Pferde leiden ohne Worte

Hinter den Kulissen

Pferde leiden ohne Worte

Es ist bittere Realität. Das durch die Massentierhaltung verursachte Tierleid macht an den Mauern deutscher Ställe und Schlachthöfe nicht halt. Sogar Pferde in Südamerika müssen für die Auswüchse der industriellen Landwirtschaft in Deutschland und Europa unvorstellbare Qualen ertragen.

  • Autor: Verena Jungbluth, Chefredakteurin DU UND DAS TIER

Diese heimlich gefilmten Aufnahmen zeigen, auf welch grausame Art und Weise trächtige Pferde auf den Blutfarmen in Südamerika traktiert werden. Sie werden mit Knüppeln geschlagen, mit Gewalt in enge Boxen getrieben und misshandelt.

Diese heimlich gefilmten Aufnahmen zeigen, auf welch grausame Art und Weise trächtige Pferde auf den Blutfarmen in Südamerika traktiert werden. Sie werden mit Knüppeln geschlagen, mit Gewalt in enge Boxen getrieben und misshandelt. (Bild: Animal Welfare Foundation)

Es ist bittere Realität. Das durch die Massentierhaltung verursachte Tierleid macht an den Mauern deutscher Ställe und Schlachthöfe nicht halt. Sogar Pferde in Südamerika müssen für die Auswüchse der industriellen Landwirtschaft in Deutschland und Europa unvorstellbare Qualen ertragen.

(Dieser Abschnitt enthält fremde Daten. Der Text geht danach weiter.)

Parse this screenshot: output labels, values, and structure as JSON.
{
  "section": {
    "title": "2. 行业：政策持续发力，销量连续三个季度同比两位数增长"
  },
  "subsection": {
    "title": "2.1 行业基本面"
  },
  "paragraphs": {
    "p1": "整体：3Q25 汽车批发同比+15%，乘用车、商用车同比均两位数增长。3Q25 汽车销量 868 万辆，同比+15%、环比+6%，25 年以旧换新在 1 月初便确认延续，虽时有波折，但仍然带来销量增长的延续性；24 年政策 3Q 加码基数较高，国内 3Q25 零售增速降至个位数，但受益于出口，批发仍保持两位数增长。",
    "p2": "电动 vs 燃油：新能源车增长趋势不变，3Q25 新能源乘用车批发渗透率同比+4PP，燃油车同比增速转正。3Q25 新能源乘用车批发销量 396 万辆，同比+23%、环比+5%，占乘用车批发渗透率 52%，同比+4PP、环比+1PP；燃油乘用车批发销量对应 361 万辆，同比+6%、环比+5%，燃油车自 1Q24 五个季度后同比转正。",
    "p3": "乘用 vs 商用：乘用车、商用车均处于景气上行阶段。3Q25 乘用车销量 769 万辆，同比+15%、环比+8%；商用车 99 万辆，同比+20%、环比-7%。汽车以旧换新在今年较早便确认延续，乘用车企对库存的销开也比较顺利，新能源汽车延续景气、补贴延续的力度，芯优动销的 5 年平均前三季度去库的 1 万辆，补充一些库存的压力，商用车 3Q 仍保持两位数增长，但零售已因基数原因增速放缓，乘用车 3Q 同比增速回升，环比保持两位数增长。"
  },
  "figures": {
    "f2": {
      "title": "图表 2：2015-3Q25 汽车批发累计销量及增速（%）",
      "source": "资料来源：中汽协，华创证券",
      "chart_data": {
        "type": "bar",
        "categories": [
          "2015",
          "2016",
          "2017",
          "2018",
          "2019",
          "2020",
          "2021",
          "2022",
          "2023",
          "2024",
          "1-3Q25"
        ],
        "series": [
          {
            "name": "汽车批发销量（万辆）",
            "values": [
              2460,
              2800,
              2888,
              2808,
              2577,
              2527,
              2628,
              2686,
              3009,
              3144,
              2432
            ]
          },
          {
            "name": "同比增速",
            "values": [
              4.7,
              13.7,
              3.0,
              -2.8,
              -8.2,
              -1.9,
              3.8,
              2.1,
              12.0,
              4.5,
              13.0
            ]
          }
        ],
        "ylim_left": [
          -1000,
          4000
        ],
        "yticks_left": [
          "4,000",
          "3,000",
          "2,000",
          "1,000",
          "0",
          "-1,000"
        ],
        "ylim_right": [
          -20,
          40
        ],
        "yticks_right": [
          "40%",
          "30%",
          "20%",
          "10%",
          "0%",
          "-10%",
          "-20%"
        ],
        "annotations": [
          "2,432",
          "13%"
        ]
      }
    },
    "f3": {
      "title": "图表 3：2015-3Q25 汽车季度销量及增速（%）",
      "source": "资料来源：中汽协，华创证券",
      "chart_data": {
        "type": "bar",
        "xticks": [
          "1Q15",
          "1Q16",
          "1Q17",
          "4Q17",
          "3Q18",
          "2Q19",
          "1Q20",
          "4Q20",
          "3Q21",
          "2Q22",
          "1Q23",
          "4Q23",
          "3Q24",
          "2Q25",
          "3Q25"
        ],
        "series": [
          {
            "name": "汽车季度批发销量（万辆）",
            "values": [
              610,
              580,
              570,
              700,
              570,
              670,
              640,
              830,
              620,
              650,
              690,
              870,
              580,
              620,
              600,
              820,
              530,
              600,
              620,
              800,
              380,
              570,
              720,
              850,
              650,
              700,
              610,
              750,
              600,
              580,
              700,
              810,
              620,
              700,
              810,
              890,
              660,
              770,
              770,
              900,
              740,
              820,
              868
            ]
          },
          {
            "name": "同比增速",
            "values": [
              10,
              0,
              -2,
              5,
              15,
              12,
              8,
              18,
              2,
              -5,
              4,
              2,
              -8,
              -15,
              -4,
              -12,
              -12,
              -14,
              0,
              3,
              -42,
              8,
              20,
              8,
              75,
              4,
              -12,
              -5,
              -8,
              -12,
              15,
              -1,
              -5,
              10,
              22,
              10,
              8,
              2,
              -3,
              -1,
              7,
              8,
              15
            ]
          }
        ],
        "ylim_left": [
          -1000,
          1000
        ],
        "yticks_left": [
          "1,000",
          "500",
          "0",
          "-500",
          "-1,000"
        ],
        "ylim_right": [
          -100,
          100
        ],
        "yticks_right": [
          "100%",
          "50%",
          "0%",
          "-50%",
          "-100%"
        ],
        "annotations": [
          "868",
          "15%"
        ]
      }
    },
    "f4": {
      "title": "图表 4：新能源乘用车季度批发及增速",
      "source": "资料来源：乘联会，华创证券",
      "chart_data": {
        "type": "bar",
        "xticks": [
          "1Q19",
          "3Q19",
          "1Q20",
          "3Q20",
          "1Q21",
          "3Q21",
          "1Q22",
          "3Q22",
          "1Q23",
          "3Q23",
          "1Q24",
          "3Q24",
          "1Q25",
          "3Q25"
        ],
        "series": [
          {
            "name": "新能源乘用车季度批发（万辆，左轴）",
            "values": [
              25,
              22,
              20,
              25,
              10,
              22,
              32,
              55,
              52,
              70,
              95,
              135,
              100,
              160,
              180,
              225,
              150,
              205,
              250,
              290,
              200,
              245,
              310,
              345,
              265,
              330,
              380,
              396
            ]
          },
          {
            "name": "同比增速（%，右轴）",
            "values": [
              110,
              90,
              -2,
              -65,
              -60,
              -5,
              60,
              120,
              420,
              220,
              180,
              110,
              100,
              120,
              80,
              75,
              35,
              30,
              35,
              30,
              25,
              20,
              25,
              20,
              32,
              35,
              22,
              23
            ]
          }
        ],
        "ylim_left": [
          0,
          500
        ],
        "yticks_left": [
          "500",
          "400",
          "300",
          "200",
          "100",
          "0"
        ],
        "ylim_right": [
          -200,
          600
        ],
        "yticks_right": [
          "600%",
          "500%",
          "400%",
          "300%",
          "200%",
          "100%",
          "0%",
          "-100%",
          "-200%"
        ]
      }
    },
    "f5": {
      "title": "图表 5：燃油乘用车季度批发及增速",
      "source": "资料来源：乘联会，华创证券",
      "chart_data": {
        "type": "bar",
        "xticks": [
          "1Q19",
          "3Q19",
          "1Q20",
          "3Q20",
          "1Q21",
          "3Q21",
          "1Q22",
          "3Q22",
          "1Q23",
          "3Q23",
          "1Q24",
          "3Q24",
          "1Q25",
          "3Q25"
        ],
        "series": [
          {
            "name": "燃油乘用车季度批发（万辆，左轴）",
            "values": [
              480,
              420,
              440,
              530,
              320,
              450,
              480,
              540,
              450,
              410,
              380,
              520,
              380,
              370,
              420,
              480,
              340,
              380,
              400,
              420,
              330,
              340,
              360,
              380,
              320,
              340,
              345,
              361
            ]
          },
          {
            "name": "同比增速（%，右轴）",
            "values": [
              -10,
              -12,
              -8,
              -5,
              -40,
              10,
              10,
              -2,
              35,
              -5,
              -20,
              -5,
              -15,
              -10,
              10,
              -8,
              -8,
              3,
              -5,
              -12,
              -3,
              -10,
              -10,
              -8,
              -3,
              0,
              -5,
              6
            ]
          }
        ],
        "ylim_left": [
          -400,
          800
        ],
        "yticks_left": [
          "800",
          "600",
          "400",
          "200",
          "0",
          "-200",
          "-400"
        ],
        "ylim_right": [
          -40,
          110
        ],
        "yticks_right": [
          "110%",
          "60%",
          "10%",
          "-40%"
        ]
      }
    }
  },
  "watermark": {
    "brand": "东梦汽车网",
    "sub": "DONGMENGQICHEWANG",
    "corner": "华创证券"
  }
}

Pferde können nicht schreien. Könnten sie es, würden es Tausende Stuten auf den Blutfarmen in Südamerika tun. Denn ein- bis zweimal pro Woche wird den trächtigen Tieren jeweils bis zu zehn Liter Blut abgenommen. Dafür werden sie mit Knüppeln geschlagen, mit Gewalt in enge Boxen getrieben und misshandelt – Recherchen von Tierschützern der Animal Welfare Foundation haben diese Qual kürzlich erneut ans Tageslicht gebracht. Unzählige „wertlose“ Fohlen werden anschließend auf brutale Art und Weise abgetrieben und Muttertiere sterben an den Folgen. Wofür? Das Blut der trächtigen Stuten enthält einen heiß begehrten Stoff: das Hormon Pregnant Mare Serum Gonadotropin, kurz PMSG. Und genau das setzen Landwirte hierzulande ein, um den Fortpflanzungszyklus von Sauen in der industrialisierten Schweinezucht zu manipulieren. Das Ziel: Arbeitserleichterung, Zeitersparnis und die Produktion von noch mehr und gleichaltrigen Ferkeln. Der Fleischhunger der Menschheit vereint Pferde am anderen Ende der Welt mit Schweinen in Europa.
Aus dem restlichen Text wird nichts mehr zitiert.